Pourquoi par exemple ce carnage envers les familles royales, les monarchies, les aristocrates, véritable bains de massacres où la guillotine joua un rôle portant un symbole d’état ! Pour aboutir à la République c’est vrai mais tout aussi monarchique et aristocrate que les propres descendants du sang bleu ? Aujourd’hui, ces mêmes comportements, vus ailleurs, en Afrique, en Asie ou Amérique du Sud seraient vus comme signes d’une civilisation extrêmement pauvre, barbares, et qualifiées par ce nouveau surnom à l’extrêmisme CHI,ITES ou Xiites.
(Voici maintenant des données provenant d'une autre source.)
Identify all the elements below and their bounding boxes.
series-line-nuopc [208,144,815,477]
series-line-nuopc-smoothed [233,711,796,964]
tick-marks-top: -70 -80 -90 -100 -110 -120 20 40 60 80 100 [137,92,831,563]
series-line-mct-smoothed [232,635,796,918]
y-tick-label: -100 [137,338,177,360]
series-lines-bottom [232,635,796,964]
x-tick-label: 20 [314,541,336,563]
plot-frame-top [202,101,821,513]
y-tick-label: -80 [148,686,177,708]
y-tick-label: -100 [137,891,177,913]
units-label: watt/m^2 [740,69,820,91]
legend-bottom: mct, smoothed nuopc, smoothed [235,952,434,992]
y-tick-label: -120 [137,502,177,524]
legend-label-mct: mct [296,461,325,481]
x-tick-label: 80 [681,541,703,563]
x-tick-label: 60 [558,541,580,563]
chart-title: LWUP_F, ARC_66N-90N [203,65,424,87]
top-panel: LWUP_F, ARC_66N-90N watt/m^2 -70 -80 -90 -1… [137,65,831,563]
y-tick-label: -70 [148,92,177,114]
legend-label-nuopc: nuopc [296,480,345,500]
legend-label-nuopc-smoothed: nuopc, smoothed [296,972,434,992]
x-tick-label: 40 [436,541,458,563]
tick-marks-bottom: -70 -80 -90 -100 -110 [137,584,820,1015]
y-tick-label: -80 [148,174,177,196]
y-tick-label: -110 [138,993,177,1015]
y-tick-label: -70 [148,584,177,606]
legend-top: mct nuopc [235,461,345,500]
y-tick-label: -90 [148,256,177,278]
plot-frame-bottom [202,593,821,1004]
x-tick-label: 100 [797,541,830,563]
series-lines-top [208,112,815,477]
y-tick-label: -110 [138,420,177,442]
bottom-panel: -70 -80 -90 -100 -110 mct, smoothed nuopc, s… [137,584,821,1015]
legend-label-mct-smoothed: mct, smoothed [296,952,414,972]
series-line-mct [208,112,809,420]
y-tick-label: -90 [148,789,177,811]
Cependant la nouvelle philosophie libertaire de l’homme finit par aboutir à ce que bien de politiques définissent comme imparfait mais auquel on n’a pas réussi à trouver mieux: la démocratie. Et plus elle est exercée avec transparence et amenant le bien-être et les libertés garanties plus elle est considérée réussie. Nous avons aujourd’hui convivant ensemble, même alliées au sein de l’Union Européenne, des démocraties monarchiques et des démocraties républicaines.  Devenant le paramètre de ce que doit devenir un pays civilisé: gouverné pour ces citoyens, ceux-ci vivant en liberté, en harmonie, conscients de leurs droits et devoirs. Symboles qui semblent naturels pour ceux qui n’ont connu que cela (les nouvelles générations d’une quinzaine ou vingtaine de pays, tous liés au bloc occidental.

Toutes ces images d’une qualité de vie se résument tout simplement dans le droit de vivre dignement !
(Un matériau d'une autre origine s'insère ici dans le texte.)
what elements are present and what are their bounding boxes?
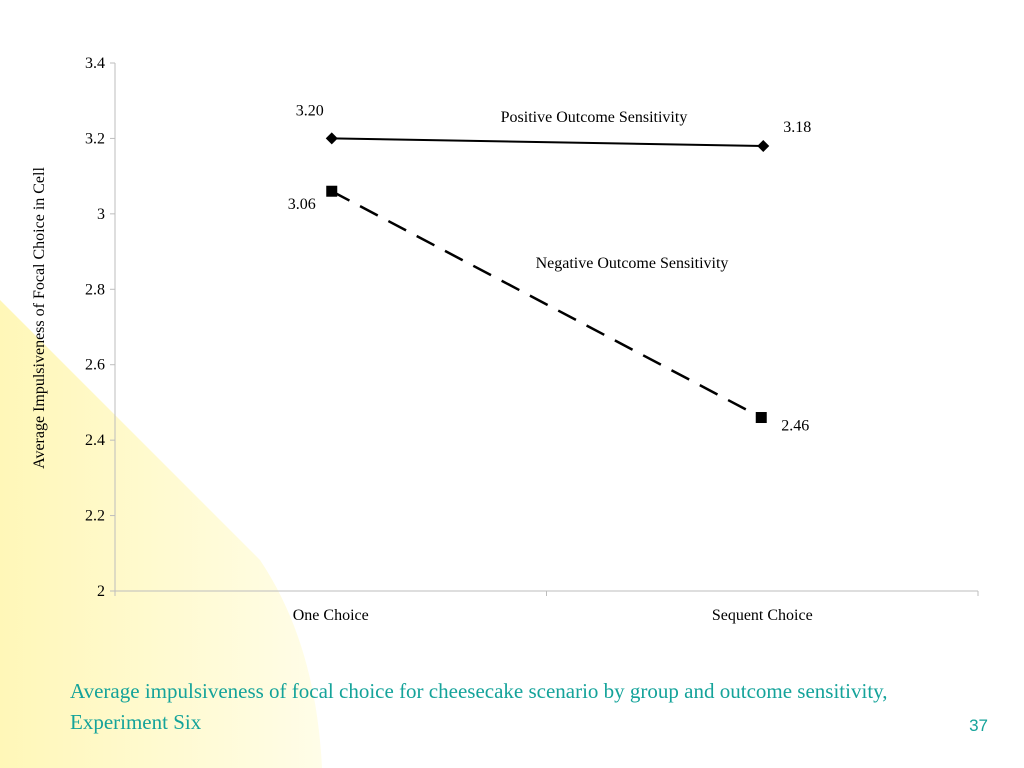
- series-name-label: Negative Outcome Sensitivity: [536, 255, 729, 272]
- series-line: [331, 190, 762, 419]
- series-marker-diamond: [757, 139, 770, 152]
- y-tick-label: 2.4: [85, 432, 105, 449]
- y-axis-title: Average Impulsiveness of Focal Choice in…: [31, 167, 48, 469]
- y-tick-label: 3: [97, 206, 105, 223]
- data-label: 2.46: [781, 418, 809, 435]
- y-tick-label: 2.2: [85, 508, 105, 525]
- series-marker-square: [326, 185, 338, 197]
- y-tick-label: 2: [97, 583, 105, 600]
- data-label: 3.18: [783, 119, 811, 136]
- series-marker-square: [755, 412, 767, 424]
- y-tick-label: 3.4: [85, 55, 105, 72]
- x-axis-ticks: One Choice Sequent Choice: [114, 591, 979, 624]
- series-name-label: Positive Outcome Sensitivity: [501, 109, 688, 126]
- series-line: [331, 137, 764, 147]
- x-tick-label: Sequent Choice: [712, 607, 813, 624]
- page-number: 37: [969, 716, 988, 735]
- slide-caption: Average impulsiveness of focal choice fo…: [70, 679, 888, 734]
- y-tick-label: 2.6: [85, 357, 105, 374]
- chart-series: 3.20 3.18 Positive Outcome Sensitivity 3.06…: [288, 102, 812, 434]
- y-tick-label: 3.2: [85, 130, 105, 147]
- data-label: 3.06: [288, 196, 316, 213]
- series-marker-diamond: [325, 132, 338, 145]
- data-label: 3.20: [296, 102, 324, 119]
- y-axis-ticks: 2 2.2 2.4 2.6 2.8 3 3.2 3.4: [85, 55, 115, 600]
- y-tick-label: 2.8: [85, 281, 105, 298]
- x-tick-label: One Choice: [293, 607, 369, 624]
Ce qui semble normal. Aujourd’hui, toux ceux qui sont habitués à cette façon de vivre ne peuvent plus s’imaginer vivre autrement. Pourtant il suffit de regarder ailleurs !

Atteindre le droit de vivre dignement, est-ce un objectif aussi absurde ?

C’est pourtant ce que l’on cherche partout depuis la fin de la dernière guerre mondiale voilà presque soixante ans. Mais pour l’obtenir il ne fallait plus passer par ces chemins que connurent les européens de la diaspora. Car il est possible de parler de diaspora européenne devant cet exode d’européens de toutes origines envahissant les nouveaux mondes d’un côté ou la vielle Asie de l’autre.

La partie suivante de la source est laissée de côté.